J’ai envie de faire cette section du GR 34 depuis trois ans environ, juste après être tombé par hasard sur un article intitulé Ker Rando qui narrait un tracé entre Paimpol et Saint-Brieuc. Trois années de tentatives d’organisation, de recherche de motivation et d’attente de la bonne occasion plus tard, je suis enfin prêt. Armé d’un acolyte de grande qualité, je m’apprête à me lancer dans ma première randonnée en itinérance, la première d’une (probable) longue série.

Comme elle va s’effectuer en duo, la pression est quasiment inexistante. Étant habitué à voyager en solo, avoir quelqu’un sur qui transférer un chouilla de charge mentale, ne serait-ce qu’au niveau de l’organisation, est une grande source de réjouissance.

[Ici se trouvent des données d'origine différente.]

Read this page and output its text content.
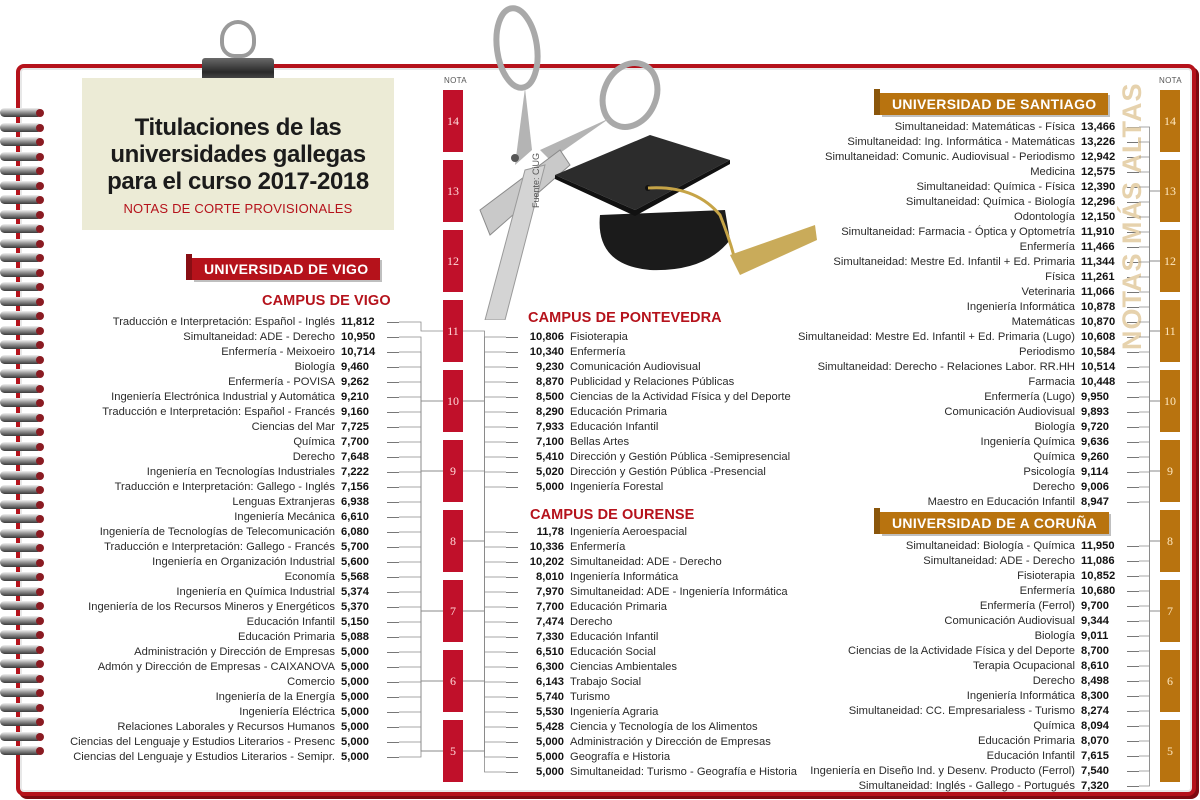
Fuente: CiUG
Titulaciones de las
universidades gallegas
para el curso 2017-2018
NOTAS DE CORTE PROVISIONALES
UNIVERSIDAD DE VIGO
CAMPUS DE VIGO
Traducción e Interpretación: Español - Inglés 11,812
Simultaneidad: ADE - Derecho 10,950
Enfermería - Meixoeiro 10,714
Biología 9,460
Enfermería - POVISA 9,262
Ingeniería Electrónica Industrial y Automática 9,210
Traducción e Interpretación: Español - Francés 9,160
Ciencias del Mar 7,725
Química 7,700
Derecho 7,648
Ingeniería en Tecnologías Industriales 7,222
Traducción e Interpretación: Gallego - Inglés 7,156
Lenguas Extranjeras 6,938
Ingeniería Mecánica 6,610
Ingeniería de Tecnologías de Telecomunicación 6,080
Traducción e Interpretación: Gallego - Francés 5,700
Ingeniería en Organización Industrial 5,600
Economía 5,568
Ingeniería en Química Industrial 5,374
Ingeniería de los Recursos Mineros y Energéticos 5,370
Educación Infantil 5,150
Educación Primaria 5,088
Administración y Dirección de Empresas 5,000
Admón y Dirección de Empresas - CAIXANOVA 5,000
Comercio 5,000
Ingeniería de la Energía 5,000
Ingeniería Eléctrica 5,000
Relaciones Laborales y Recursos Humanos 5,000
Ciencias del Lenguaje y Estudios Literarios - Presenc 5,000
Ciencias del Lenguaje y Estudios Literarios - Semipr. 5,000
CAMPUS DE PONTEVEDRA
10,806 Fisioterapia
10,340 Enfermería
9,230 Comunicación Audiovisual
8,870 Publicidad y Relaciones Públicas
8,500 Ciencias de la Actividad Física y del Deporte
8,290 Educación Primaria
7,933 Educación Infantil
7,100 Bellas Artes
5,410 Dirección y Gestión Pública -Semipresencial
5,020 Dirección y Gestión Pública -Presencial
5,000 Ingeniería Forestal
CAMPUS DE OURENSE
11,78 Ingeniería Aeroespacial
10,336 Enfermería
10,202 Simultaneidad: ADE - Derecho
8,010 Ingeniería Informática
7,970 Simultaneidad: ADE - Ingeniería Informática
7,700 Educación Primaria
7,474 Derecho
7,330 Educación Infantil
6,510 Educación Social
6,300 Ciencias Ambientales
6,143 Trabajo Social
5,740 Turismo
5,530 Ingeniería Agraria
5,428 Ciencia y Tecnología de los Alimentos
5,000 Administración y Dirección de Empresas
5,000 Geografía e Historia
5,000 Simultaneidad: Turismo - Geografía e Historia
NOTA
14
13
12
11
10
9
8
7
6
5
UNIVERSIDAD DE SANTIAGO
Simultaneidad: Matemáticas - Física 13,466
Simultaneidad: Ing. Informática - Matemáticas 13,226
Simultaneidad: Comunic. Audiovisual - Periodismo 12,942
Medicina 12,575
Simultaneidad: Química - Física 12,390
Simultaneidad: Química - Biología 12,296
Odontología 12,150
Simultaneidad: Farmacia - Óptica y Optometría 11,910
Enfermería 11,466
Simultaneidad: Mestre Ed. Infantil + Ed. Primaria 11,344
Física 11,261
Veterinaria 11,066
Ingeniería Informática 10,878
Matemáticas 10,870
Simultaneidad: Mestre Ed. Infantil + Ed. Primaria (Lugo) 10,608
Periodismo 10,584
Simultaneidad: Derecho - Relaciones Labor. RR.HH 10,514
Farmacia 10,448
Enfermería (Lugo) 9,950
Comunicación Audiovisual 9,893
Biología 9,720
Ingeniería Química 9,636
Química 9,260
Psicología 9,114
Derecho 9,006
Maestro en Educación Infantil 8,947
UNIVERSIDAD DE A CORUÑA
Simultaneidad: Biología - Química 11,950
Simultaneidad: ADE - Derecho 11,086
Fisioterapia 10,852
Enfermería 10,680
Enfermería (Ferrol) 9,700
Comunicación Audiovisual 9,344
Biología 9,011
Ciencias de la Actividade Física y del Deporte 8,700
Terapia Ocupacional 8,610
Derecho 8,498
Ingeniería Informática 8,300
Simultaneidad: CC. Empresarialess - Turismo 8,274
Química 8,094
Educación Primaria 8,070
Educación Infantil 7,615
Ingeniería en Diseño Ind. y Desenv. Producto (Ferrol) 7,540
Simultaneidad: Inglés - Gallego - Portugués 7,320
NOTAS MÁS ALTAS
NOTA
14
13
12
11
10
9
8
7
6
5
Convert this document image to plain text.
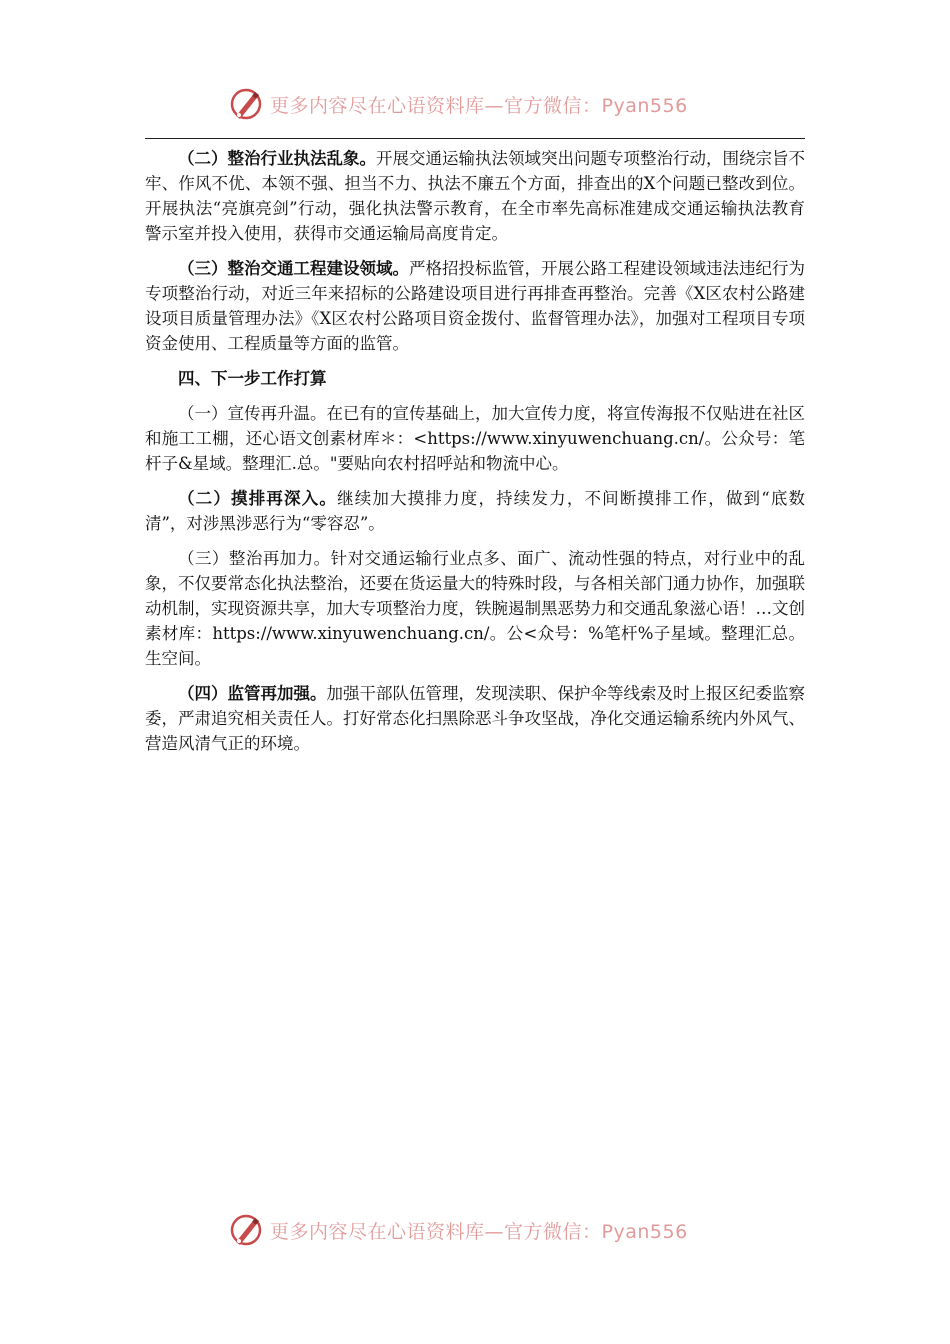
更多内容尽在心语资料库—官方微信：Pyan556

（二）整治行业执法乱象。开展交通运输执法领域突出问题专项整治行动，围绕宗旨不牢、作风不优、本领不强、担当不力、执法不廉五个方面，排查出的X个问题已整改到位。开展执法“亮旗亮剑”行动，强化执法警示教育，在全市率先高标准建成交通运输执法教育警示室并投入使用，获得市交通运输局高度肯定。

（三）整治交通工程建设领域。严格招投标监管，开展公路工程建设领域违法违纪行为专项整治行动，对近三年来招标的公路建设项目进行再排查再整治。完善《X区农村公路建设项目质量管理办法》《X区农村公路项目资金拨付、监督管理办法》，加强对工程项目专项资金使用、工程质量等方面的监管。

四、下一步工作打算

（一）宣传再升温。在已有的宣传基础上，加大宣传力度，将宣传海报不仅贴进在社区和施工工棚，还心语文创素材库＊：<https://www.xinyuwenchuang.cn/。公众号：笔杆子&星域。整理汇.总。"要贴向农村招呼站和物流中心。

（二）摸排再深入。继续加大摸排力度，持续发力，不间断摸排工作，做到“底数清”，对涉黑涉恶行为“零容忍”。

（三）整治再加力。针对交通运输行业点多、面广、流动性强的特点，对行业中的乱象，不仅要常态化执法整治，还要在货运量大的特殊时段，与各相关部门通力协作，加强联动机制，实现资源共享，加大专项整治力度，铁腕遏制黑恶势力和交通乱象滋心语！…文创素材库：https://www.xinyuwenchuang.cn/。公<众号：%笔杆%子星域。整理汇总。生空间。

（四）监管再加强。加强干部队伍管理，发现渎职、保护伞等线索及时上报区纪委监察委，严肃追究相关责任人。打好常态化扫黑除恶斗争攻坚战，净化交通运输系统内外风气、营造风清气正的环境。

更多内容尽在心语资料库—官方微信：Pyan556
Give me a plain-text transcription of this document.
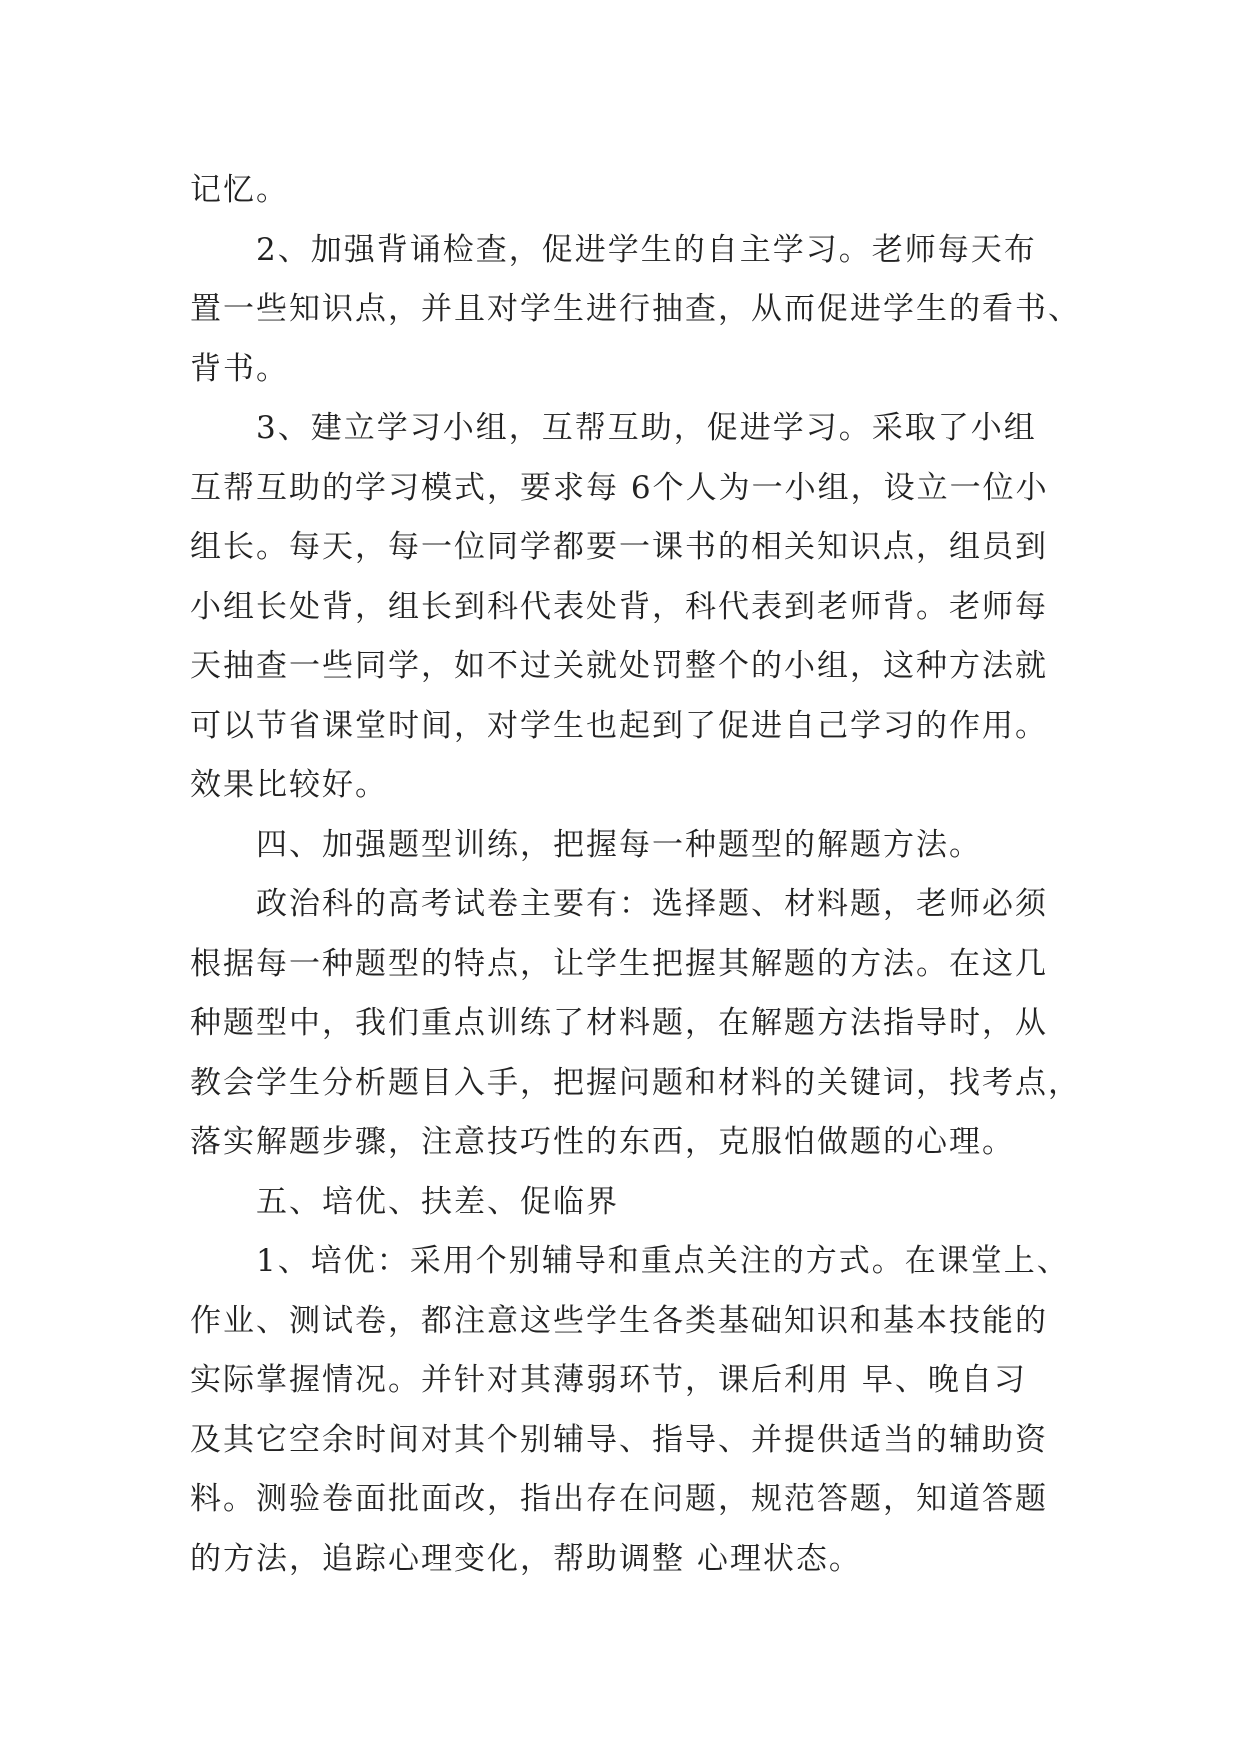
记忆。
2、加强背诵检查，促进学生的自主学习。老师每天布
置一些知识点，并且对学生进行抽查，从而促进学生的看书、
背书。
3、建立学习小组，互帮互助，促进学习。采取了小组
互帮互助的学习模式，要求每 6个人为一小组，设立一位小
组长。每天，每一位同学都要一课书的相关知识点，组员到
小组长处背，组长到科代表处背，科代表到老师背。老师每
天抽查一些同学，如不过关就处罚整个的小组，这种方法就
可以节省课堂时间，对学生也起到了促进自己学习的作用。
效果比较好。
四、加强题型训练，把握每一种题型的解题方法。
政治科的高考试卷主要有：选择题、材料题，老师必须
根据每一种题型的特点，让学生把握其解题的方法。在这几
种题型中，我们重点训练了材料题，在解题方法指导时，从
教会学生分析题目入手，把握问题和材料的关键词，找考点，
落实解题步骤，注意技巧性的东西，克服怕做题的心理。
五、培优、扶差、促临界
1、培优：采用个别辅导和重点关注的方式。在课堂上、
作业、测试卷，都注意这些学生各类基础知识和基本技能的
实际掌握情况。并针对其薄弱环节，课后利用 早、晚自习
及其它空余时间对其个别辅导、指导、并提供适当的辅助资
料。测验卷面批面改，指出存在问题，规范答题，知道答题
的方法，追踪心理变化，帮助调整 心理状态。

C’est donc début juin 2023 que nous rejoignons Paimpol en train depuis Paris pour trois jours de marche en autonomie, avec une tente, de l’eau, deux casseroles (?), un réchaud, des espérances de bivouac discrets, une envie de se baigner dans les eaux agitées et un besoin de vivre une aventure sur la côte. Seulement quelques-unes de ces choses se réaliseront, pour les autres, cela nous donnera une occasion de repartir.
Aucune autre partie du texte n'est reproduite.